AUROC, CI, sensitivity, specificity, PPV and NPV for serum biomarkers for predicting AKI pre and post surgery.

n number, AKI acute kidney injury, AUROC area under the receiver operator characteristic, CI confidence interval, MK midkine, NPV negative predictive value, PPV positive predictive value, sTNFR soluble tumour necrosis factor receptor, H-FABP heart-type fatty acid-binding protein.

Figure 2

(A) Pre surgery serum biomarker predicted probabilities for AKI development post operatively. H-FABP, MK, sTNFR1 and sTNFR2 predicted probabilities for preoperative serum levels. Wilcoxon rank sum statistical significance is indicated by *p ≤ 0.05, **p ≤ 0.01, ****p ≤ 0.0001. AKI acute kidney injury, H-FABP heart-type fatty acid-binding protein, MK midkine, sTNFR soluble tumour necrosis factor receptor. (B) Receiver operator characteristics for pre surgery serum biomarkers. H-FABP (AUROC 0.712), MK (AUROC 0.615), sTNFR1 (AUROC 0.729) and sTNFR2 (AUROC 0.634). AUROC area under the receiver operator characteristic, H-FABP heart-type fatty acid-binding protein, MK midkine, sTNFR soluble tumour necrosis factor receptor.

Figure 3

(A) Post operative serum biomarker model predicted probabilities for non AKI and AKI patients. Predicted probabilities for post surgery serum levels for H-FABP, MK and sTNFR1 individually and combined. Wilcoxon rank sum statistical significance is indicated by: **p <  = 0.01, ****p <  = 0.0001. AKI acute kidney injury, H-FABP heart-type fatty acid-binding protein, MK midkine, sTNFR soluble tumour necrosis factor receptor. (B) Receiver operator characteristics for post surgery serum biomarkers and model. H-FABP (AUROC 0.829), MK (AUROC 0.678), sTNFR1 (AUROC 0.795) and model H-FABP + MK + sTNFR1 (AUROC 0.885). AUROC area under the receiver operator characteristic, H-FABP heart-type fatty acid-binding protein, MK midkine, sTNFR soluble tumour necrosis factor receptor.

To develop a tool to assist clinicians in identifying orthopaedic trauma patients at risk of AKI and guide patient management, the clinical characteristics between non AKI and AKI patients were investigated. We used biomarker combinations to determine a biomarker risk score (BRS) pre and post surgery (based on AUROC determined by LASSO regression) that could be used to identify patients at risk of AKI. Establishing a biomarker set point (cut-off) pre and post surgery categorised patients either positive or negative for AKI i.e. if a post surgery patient had a BRS above the set point they would be predicted to be positive for AKI (Table 3).

Table 3

Post surgery patient score calculation and BRS determination.

BRS	Patient score*
Negative	< − 1.05
Positive	≥ − 1.05

The patient score equation was derived from logistic regression. The cut-off (closest top left) of − 1.05 was determined using the following equation:

closest top left = min((1 − sensitivities)2 + (1 − specificities)2).

If patient score < − 1.05 then BRS is negative, if patient score ≥ − 1.05 then BRS is positive.

BRS biomarker risk score, H-FABP heart-type fatty acid-binding protein, sTNFR soluble tumour necrosis factor receptor, MK midkine, min minimum.

*Patient Score = − 8.185 + 2.037*ln(H-FABP) + 2.373*ln(sTNFR1) + 0.056*ln(MK).
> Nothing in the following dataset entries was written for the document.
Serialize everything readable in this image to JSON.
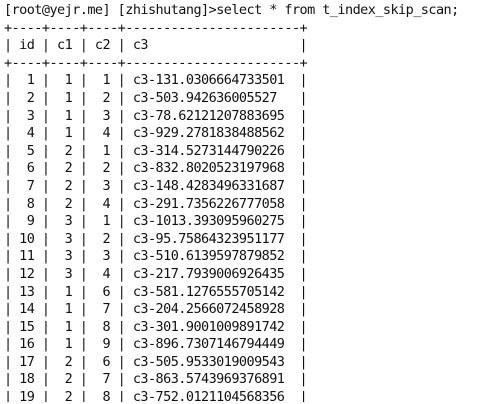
{
  "terminal": {
    "prompt": "[root@yejr.me] [zhishutang]>",
    "command": "select * from t_index_skip_scan;",
    "separator": "+----+----+----+-----------------------+",
    "header": "| id | c1 | c2 | c3                    |",
    "rows": [
      "|  1 |  1 |  1 | c3-131.0306664733501  |",
      "|  2 |  1 |  2 | c3-503.942636005527   |",
      "|  3 |  1 |  3 | c3-78.62121207883695  |",
      "|  4 |  1 |  4 | c3-929.2781838488562  |",
      "|  5 |  2 |  1 | c3-314.5273144790226  |",
      "|  6 |  2 |  2 | c3-832.8020523197968  |",
      "|  7 |  2 |  3 | c3-148.4283496331687  |",
      "|  8 |  2 |  4 | c3-291.7356226777058  |",
      "|  9 |  3 |  1 | c3-1013.393095960275  |",
      "| 10 |  3 |  2 | c3-95.75864323951177  |",
      "| 11 |  3 |  3 | c3-510.6139597879852  |",
      "| 12 |  3 |  4 | c3-217.7939006926435  |",
      "| 13 |  1 |  6 | c3-581.1276555705142  |",
      "| 14 |  1 |  7 | c3-204.2566072458928  |",
      "| 15 |  1 |  8 | c3-301.9001009891742  |",
      "| 16 |  1 |  9 | c3-896.7307146794449  |",
      "| 17 |  2 |  6 | c3-505.9533019009543  |",
      "| 18 |  2 |  7 | c3-863.5743969376891  |",
      "| 19 |  2 |  8 | c3-752.0121104568356  |"
    ]
  }
}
Three clinical characteristics were identified for patients at potential risk of AKI pre and post operatively (Table 4). Each clinical characteristic was given a score 0 or 1 (0 = no risk, 1 = risk). Each clinical characteristic was then added to give a cumulative risk score (CRS). For example, pre surgery patients who score ≥ 1 e.g. an ≥ 80-year-old patient with dementia and hypertension would have a cumulative CRS of 3 and would therefore be categorized high risk for AKI. The cut-off for age was based on significance, where patients > 80 years were at greater risk of AKI, based on our patient cohort.

Table 4

Clinical risk factors.

Clinical factor	Level	Clinical factor score
Age	< 80	0
	≥ 80	1
Dementia	No	0
	Yes	1
Hypertension	No	0
	Yes	1

If total clinical factor score = 0 then CRS is low, if total clinical factor score ≥ 1 then CRS is high.

CRS clinical risk score.

To translate the results of the BRS and CRS into a proactive clinical AKI tool, the BRS and CRS were combined. Combining BRS with CRS either pre or post surgery identified 4 risk categories for patient management (Table 5). Categories 1 and 2 = low risk; Categories 3 and 4 = high risk. Two worked examples for a non AKI and AKI patient, are shown in the Supplementary Notes S1–S3 and Supplementary Tables S1–S6. The distribution of non AKI and AKI within the patient cohort, for each risk category, is shown in Supplementary Note S4.

Table 5

Clinical management of patients using a combination of BRS and CRS either pre or post surgery.

Category	BRS	CRS	Clinical management
1	Negative	Low	Routine management
2	Negative	High	Assign to low risk management
3	Positive	Low	Assign to higher risk management
4	Positive	High	Assign to highest risk management

Combining BRS and CRS assigns a patient to a risk category.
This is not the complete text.